How common is kidney cancer?
Recent studies have shown that kidney cancer is on the rise – what can you do to prevent?
New Be Clear on Cancer campaign launched to increase early diagnoses and save lives.
More people are being diagnosed with and dying from kidney cancer in England today, compared to 10 years ago according to latest figures. Incidence rates have increased by 31% over the last 10 years and mortality rates have increased by 7% over the last decade, with around 3,500 people dying from kidney cancer in England in 2011.
Of those diagnosed with kidney cancer, approximately 71% will survive for at least 1 year, with around 54% surviving for at least 5 years. However, the earlier kidney cancer is diagnosed the higher the chance of survival – when diagnosed at the earliest stage, 1-year survival is as high as 92 to 97% compared to just 25 to 32% at a late stage.
One of the reasons people do not receive an early diagnosis is believed to be the public’s lack of awareness of key symptoms. Blood in pee – even if it appears just the once – could be a symptom of both bladder and kidney cancer. However, a recent survey shows that the public don’t recognise the seriousness of the sign – almost a third (30%) of people would wait and see if they spotted blood in their pee again before taking any action, which could delay their diagnosis.

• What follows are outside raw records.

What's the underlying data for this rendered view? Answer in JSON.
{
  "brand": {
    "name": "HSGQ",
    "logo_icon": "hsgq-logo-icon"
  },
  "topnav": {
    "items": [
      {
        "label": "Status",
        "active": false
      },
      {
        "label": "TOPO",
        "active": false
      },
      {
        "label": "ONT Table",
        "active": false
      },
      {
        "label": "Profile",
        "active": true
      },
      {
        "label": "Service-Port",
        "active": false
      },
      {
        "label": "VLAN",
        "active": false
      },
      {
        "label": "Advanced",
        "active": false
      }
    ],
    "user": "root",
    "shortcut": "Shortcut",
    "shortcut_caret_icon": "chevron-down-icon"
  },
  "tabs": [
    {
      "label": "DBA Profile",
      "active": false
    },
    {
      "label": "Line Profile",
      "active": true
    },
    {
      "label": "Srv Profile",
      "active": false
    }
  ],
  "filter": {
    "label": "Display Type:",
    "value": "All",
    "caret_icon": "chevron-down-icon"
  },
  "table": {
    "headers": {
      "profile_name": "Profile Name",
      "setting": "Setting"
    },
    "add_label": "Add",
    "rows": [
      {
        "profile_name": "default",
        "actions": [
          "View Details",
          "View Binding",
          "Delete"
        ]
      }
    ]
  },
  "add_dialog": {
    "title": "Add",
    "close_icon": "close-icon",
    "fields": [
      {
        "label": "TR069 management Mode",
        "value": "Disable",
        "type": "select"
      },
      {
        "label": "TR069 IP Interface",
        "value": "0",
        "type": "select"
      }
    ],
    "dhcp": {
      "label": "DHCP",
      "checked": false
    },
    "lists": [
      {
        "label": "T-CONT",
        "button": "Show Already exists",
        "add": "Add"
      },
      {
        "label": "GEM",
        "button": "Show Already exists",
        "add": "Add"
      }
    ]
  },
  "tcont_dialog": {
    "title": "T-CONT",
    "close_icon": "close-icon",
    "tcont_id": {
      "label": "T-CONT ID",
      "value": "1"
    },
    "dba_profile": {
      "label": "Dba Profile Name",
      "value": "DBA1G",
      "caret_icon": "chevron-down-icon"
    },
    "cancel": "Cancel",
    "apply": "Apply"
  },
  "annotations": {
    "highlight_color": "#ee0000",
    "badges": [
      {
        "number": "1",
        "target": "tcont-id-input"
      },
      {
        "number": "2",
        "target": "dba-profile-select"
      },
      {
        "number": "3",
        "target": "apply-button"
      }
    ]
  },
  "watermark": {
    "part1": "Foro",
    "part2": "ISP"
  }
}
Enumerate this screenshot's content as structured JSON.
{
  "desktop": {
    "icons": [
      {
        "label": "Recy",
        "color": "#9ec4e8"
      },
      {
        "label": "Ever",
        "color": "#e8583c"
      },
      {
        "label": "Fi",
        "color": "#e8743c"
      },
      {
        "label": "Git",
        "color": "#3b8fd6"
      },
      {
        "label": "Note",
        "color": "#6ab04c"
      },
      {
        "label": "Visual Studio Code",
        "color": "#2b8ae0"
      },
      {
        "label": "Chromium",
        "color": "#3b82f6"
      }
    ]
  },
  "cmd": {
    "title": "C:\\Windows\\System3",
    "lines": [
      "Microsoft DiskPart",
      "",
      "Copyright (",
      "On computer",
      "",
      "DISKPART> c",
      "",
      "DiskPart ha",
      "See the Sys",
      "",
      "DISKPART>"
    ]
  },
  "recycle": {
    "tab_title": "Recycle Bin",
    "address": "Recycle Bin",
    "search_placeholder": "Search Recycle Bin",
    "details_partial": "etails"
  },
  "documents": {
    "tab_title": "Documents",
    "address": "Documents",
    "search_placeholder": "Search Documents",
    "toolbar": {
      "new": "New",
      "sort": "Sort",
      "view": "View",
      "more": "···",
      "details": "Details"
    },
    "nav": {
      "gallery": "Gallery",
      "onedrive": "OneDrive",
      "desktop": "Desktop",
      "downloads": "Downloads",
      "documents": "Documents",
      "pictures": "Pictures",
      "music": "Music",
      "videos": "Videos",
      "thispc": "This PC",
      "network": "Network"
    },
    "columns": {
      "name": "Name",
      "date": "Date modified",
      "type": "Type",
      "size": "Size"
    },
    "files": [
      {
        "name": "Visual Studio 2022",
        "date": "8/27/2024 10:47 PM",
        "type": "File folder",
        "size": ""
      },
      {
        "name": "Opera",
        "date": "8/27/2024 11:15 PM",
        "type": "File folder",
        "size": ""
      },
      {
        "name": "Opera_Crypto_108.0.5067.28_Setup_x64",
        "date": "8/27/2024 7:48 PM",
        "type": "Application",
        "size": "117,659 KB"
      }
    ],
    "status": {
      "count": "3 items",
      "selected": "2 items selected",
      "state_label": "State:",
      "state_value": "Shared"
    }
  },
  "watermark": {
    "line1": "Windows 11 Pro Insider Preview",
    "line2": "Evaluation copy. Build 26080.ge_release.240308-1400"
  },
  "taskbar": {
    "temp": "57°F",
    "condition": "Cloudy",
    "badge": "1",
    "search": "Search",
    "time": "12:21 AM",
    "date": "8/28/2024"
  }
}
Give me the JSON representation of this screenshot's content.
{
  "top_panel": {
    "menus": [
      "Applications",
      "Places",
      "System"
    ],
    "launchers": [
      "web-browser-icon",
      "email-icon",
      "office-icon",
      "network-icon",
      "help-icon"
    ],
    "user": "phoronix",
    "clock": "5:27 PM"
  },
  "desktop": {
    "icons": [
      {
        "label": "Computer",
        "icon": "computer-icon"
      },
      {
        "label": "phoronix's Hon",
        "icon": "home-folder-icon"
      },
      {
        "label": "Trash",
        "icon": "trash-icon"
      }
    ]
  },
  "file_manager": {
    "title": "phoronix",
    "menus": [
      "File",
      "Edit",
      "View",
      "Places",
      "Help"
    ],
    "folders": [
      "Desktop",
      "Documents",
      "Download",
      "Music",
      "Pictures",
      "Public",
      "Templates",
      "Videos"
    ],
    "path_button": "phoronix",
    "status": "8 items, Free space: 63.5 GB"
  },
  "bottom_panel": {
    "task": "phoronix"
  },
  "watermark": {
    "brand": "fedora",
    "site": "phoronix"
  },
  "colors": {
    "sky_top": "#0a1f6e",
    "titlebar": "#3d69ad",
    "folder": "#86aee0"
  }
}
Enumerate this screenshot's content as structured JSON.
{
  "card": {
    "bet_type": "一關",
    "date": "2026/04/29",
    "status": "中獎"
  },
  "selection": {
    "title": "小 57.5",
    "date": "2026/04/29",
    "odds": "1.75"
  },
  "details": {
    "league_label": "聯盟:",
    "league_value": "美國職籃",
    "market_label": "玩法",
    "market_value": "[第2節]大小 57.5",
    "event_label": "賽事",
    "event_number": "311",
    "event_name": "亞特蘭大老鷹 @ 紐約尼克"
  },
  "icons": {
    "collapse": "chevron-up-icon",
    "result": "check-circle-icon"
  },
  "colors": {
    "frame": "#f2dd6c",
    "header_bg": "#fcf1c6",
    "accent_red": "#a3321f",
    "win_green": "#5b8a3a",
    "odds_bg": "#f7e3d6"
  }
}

These figures have been released as a new NHS Be Clear on Cancer campaign launches today, to drive awareness of blood in pee as a key symptom of bladder and kidney cancers, and encourage people to visit their GP if they spot the symptom, even just the once.
Visible blood in pee is a key symptom in more than eight in ten bladder cancers and over half of kidney cancer patients. However, when asked to name cancer signs and symptoms, only a third (33%) of people mention unexplained bleeding.